After Rodman Wanamaker died in 1928, the paper was bought by J. David Stern, owner of the Courier-Post in nearby Camden, New Jersey; he also moved the headquarters of the Record in November of that year from 917–919 Chestnut Street to the former Packard Motor Corporation Building at 317–319 N. Broad Street. Though the circulation of the Record was only 123,000 when he bought it, Stern was able to raise it to 315,000 within a few years.

During the Great Depression, the Record became one of only two morning newspapers in the city after the Public Ledger morning and Sunday editions were merged with The Philadelphia Inquirer in 1933. In 1936, the Record had a weekday circulation of 328,322 and Sunday circulation of 369,525. By comparison, it led the Inquirer during the week, when the competitor sold 280,093 copies, but trailed on Sundays, when the Inquirer sold 669,152 copies. That year, Moses Annenberg bought the Inquirer, and the rivalry between the publications significantly increased. The two papers, whose buildings were within sight of each other, engaged in a "duel of keep-the-lights-on", in which their employees attempted to log longer workdays than their competitors. Both newspapers during this time accused the other of attempts to steal stories.

In the 1930s, as the competition stiffened between the Record and its primary morning competitor, the Inquirer, both increased their daily price to 3 cents (about $ in inflation-adjusted terms). From July 1936 to 1938, the Record's circulation fell by 40%. In the latter year, the Records weekday circulation had fallen to 204,000 and its Sunday edition to 362,783. During the late 1930s, the Record, a Democratic Party-aligned publication led by publisher J. David Stern, was seen as a voice for the executives in both the federal and state governments. Red Smith, who would later win a Pulitzer Prize with the New York Times, was a sportswriter for the Record from 1936 to 1945.

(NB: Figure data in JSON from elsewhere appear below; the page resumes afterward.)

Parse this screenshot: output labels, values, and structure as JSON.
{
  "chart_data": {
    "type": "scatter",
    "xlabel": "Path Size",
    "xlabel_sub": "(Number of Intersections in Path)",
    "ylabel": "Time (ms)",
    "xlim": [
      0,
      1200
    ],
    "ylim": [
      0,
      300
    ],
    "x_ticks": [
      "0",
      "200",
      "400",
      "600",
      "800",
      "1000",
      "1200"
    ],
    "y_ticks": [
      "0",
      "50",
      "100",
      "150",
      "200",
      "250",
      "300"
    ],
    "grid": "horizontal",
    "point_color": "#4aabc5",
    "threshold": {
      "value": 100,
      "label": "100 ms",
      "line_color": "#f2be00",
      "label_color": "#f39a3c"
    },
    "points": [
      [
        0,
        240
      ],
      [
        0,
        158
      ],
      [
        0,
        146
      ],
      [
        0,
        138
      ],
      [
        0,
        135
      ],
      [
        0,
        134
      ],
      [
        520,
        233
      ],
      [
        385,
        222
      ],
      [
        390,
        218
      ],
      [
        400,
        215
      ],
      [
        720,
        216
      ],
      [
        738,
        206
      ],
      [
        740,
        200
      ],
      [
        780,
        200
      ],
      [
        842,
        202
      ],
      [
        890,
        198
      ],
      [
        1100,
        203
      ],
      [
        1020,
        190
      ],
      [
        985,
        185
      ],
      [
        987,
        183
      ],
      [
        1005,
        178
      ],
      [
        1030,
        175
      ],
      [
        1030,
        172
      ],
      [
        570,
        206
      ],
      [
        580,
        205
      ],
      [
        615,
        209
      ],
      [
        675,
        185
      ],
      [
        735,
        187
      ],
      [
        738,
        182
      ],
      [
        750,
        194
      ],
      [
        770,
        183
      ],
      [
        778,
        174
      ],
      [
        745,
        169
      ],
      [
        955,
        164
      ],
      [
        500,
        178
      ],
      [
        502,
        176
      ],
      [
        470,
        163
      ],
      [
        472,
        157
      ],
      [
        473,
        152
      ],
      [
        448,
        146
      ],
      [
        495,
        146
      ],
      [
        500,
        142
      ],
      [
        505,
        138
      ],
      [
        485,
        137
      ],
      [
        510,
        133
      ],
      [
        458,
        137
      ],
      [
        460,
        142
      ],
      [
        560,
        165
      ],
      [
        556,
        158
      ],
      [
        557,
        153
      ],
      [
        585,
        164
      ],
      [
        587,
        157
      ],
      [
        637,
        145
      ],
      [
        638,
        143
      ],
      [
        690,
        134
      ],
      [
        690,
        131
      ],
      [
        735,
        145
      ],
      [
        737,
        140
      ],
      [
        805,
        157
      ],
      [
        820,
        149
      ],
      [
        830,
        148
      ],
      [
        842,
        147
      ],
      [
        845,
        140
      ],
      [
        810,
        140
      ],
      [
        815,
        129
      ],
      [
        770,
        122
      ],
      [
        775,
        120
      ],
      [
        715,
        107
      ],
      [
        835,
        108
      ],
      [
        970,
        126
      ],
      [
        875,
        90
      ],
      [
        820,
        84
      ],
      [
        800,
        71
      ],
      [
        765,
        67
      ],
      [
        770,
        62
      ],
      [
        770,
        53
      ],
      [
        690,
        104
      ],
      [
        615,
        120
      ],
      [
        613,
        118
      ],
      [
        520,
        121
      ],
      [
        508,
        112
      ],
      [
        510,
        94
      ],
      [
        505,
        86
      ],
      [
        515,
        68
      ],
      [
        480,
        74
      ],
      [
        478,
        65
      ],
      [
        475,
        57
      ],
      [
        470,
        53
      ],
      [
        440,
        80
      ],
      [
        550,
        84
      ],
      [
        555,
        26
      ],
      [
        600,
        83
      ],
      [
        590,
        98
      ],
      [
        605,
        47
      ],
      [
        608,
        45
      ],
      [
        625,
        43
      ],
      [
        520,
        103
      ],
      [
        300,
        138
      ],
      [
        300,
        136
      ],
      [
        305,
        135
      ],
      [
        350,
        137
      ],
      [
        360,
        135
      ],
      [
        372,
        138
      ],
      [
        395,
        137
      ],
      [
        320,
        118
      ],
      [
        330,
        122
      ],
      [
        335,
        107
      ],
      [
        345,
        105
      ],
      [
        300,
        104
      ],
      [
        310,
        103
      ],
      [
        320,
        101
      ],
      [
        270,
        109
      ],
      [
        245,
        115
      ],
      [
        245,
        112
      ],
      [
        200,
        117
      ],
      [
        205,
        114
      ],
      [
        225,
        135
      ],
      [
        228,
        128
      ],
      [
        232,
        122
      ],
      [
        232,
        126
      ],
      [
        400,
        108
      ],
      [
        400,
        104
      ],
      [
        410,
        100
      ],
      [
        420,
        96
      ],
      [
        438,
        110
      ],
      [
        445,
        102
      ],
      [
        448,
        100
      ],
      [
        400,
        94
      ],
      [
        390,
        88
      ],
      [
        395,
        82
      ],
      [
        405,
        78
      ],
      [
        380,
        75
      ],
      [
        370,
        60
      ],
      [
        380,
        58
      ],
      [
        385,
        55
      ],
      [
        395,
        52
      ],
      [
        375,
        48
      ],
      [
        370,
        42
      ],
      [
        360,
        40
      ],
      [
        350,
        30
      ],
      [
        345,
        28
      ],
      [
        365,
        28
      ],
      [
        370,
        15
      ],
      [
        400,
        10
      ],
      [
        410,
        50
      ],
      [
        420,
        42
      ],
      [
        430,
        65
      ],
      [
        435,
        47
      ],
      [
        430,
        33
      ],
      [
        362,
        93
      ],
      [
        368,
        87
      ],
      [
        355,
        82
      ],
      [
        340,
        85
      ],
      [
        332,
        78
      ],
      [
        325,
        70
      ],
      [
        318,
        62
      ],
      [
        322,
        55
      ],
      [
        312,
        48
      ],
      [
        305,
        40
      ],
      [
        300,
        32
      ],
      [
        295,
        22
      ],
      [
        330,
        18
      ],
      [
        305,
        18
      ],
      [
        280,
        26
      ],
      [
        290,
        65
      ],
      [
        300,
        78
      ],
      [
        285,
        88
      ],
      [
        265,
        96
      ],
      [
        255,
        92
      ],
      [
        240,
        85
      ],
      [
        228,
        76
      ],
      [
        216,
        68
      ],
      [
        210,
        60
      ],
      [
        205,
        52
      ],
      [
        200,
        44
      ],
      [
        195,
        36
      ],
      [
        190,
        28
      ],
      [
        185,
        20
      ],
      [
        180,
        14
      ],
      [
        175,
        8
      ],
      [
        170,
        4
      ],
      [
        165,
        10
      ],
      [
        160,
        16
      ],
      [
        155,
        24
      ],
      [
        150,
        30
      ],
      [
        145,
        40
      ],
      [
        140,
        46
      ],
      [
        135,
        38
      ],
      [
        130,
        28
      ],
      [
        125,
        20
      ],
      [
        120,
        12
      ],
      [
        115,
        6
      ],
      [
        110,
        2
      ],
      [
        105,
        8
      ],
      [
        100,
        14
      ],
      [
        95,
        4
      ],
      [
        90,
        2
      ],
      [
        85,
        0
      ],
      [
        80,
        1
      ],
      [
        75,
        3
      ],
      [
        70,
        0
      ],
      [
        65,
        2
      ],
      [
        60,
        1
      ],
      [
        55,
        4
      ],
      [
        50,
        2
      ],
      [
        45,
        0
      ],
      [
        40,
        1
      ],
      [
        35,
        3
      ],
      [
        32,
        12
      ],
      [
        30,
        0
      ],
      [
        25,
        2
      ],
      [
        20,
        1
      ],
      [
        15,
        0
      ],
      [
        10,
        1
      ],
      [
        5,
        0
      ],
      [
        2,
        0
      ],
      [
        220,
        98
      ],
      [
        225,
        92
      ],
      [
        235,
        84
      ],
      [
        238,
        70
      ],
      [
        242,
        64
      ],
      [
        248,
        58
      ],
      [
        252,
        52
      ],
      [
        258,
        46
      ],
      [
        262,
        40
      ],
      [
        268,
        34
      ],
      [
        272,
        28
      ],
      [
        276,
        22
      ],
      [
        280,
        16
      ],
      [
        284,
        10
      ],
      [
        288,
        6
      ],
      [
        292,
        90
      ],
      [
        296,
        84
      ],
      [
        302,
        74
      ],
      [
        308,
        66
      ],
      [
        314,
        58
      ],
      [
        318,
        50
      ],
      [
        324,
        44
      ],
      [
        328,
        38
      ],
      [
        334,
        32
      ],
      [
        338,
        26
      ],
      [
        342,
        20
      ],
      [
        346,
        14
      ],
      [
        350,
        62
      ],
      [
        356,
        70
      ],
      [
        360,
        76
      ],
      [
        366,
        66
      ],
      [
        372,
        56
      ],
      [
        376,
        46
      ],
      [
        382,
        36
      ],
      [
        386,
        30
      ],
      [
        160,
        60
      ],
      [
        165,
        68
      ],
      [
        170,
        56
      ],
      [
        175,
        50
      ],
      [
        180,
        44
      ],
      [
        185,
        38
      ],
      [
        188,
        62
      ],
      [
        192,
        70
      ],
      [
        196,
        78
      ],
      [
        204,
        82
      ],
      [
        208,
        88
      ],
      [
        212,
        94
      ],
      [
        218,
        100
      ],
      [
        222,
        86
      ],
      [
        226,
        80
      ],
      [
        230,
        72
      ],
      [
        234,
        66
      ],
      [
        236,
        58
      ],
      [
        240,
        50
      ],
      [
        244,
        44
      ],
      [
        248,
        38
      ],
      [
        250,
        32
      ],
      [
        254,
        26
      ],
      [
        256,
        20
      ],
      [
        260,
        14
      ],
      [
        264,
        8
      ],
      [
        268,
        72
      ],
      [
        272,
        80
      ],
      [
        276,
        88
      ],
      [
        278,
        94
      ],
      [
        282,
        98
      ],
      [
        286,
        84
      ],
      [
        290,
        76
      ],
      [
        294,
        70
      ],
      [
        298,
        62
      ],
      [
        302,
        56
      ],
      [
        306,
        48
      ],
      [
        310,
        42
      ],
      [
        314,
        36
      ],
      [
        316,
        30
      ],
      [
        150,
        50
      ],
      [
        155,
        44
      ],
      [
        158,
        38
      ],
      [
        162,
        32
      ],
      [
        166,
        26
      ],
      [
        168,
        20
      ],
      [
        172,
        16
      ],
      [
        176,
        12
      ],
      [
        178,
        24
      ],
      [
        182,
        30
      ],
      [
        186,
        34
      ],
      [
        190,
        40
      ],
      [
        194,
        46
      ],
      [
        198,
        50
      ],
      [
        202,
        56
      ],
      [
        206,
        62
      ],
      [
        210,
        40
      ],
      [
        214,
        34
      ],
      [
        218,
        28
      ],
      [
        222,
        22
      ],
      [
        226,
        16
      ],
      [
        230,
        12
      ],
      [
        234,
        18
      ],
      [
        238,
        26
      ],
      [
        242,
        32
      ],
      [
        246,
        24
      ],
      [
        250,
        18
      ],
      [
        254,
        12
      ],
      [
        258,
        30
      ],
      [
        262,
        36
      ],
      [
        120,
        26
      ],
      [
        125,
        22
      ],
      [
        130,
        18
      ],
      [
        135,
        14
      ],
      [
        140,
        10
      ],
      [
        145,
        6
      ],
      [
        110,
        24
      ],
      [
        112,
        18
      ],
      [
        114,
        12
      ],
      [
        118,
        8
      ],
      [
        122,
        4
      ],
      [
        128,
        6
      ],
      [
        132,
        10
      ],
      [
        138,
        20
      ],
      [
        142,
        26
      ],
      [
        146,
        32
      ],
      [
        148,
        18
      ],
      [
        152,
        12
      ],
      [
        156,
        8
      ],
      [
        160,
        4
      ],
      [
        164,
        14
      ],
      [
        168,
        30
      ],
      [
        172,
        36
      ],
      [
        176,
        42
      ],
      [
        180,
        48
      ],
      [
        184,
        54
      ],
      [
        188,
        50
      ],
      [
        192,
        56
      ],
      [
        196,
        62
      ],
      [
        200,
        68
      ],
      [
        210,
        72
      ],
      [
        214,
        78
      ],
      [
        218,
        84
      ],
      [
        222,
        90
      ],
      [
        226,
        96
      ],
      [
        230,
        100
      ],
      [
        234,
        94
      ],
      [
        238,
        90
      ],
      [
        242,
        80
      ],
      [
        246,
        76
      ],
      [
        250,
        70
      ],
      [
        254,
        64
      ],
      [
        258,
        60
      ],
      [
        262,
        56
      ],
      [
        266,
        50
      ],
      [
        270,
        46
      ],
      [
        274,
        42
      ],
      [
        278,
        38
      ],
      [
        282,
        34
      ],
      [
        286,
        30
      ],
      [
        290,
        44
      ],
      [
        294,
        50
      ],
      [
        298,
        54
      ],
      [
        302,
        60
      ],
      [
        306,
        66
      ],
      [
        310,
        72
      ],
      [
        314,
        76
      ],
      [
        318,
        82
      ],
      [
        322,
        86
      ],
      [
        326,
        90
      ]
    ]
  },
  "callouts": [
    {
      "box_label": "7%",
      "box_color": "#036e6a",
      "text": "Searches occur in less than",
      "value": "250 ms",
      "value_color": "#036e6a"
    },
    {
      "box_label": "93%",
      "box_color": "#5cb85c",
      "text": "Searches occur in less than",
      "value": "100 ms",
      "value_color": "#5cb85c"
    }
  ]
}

The Record had a reputation for social activism. It ran stories that broke up bogus medical colleges, stopped the sale of dead bodies, campaigned against Sunday blue laws, and recommended going off the gold standard. Once, outraged at the high price of coal, the newspaper bought the output of a coal mine and sold it at discounted prices to the public. The Record made history in the early 1930s by hiring Orrin C. Evans as "the first black writer to cover general assignments for a mainstream white newspaper in the United States;" as a staff writer, Evans covered many topics including segregation in the armed services during World War II.

In 1947, the Record went out of business and sold its assets to the Philadelphia Bulletin after a drawn-out strike.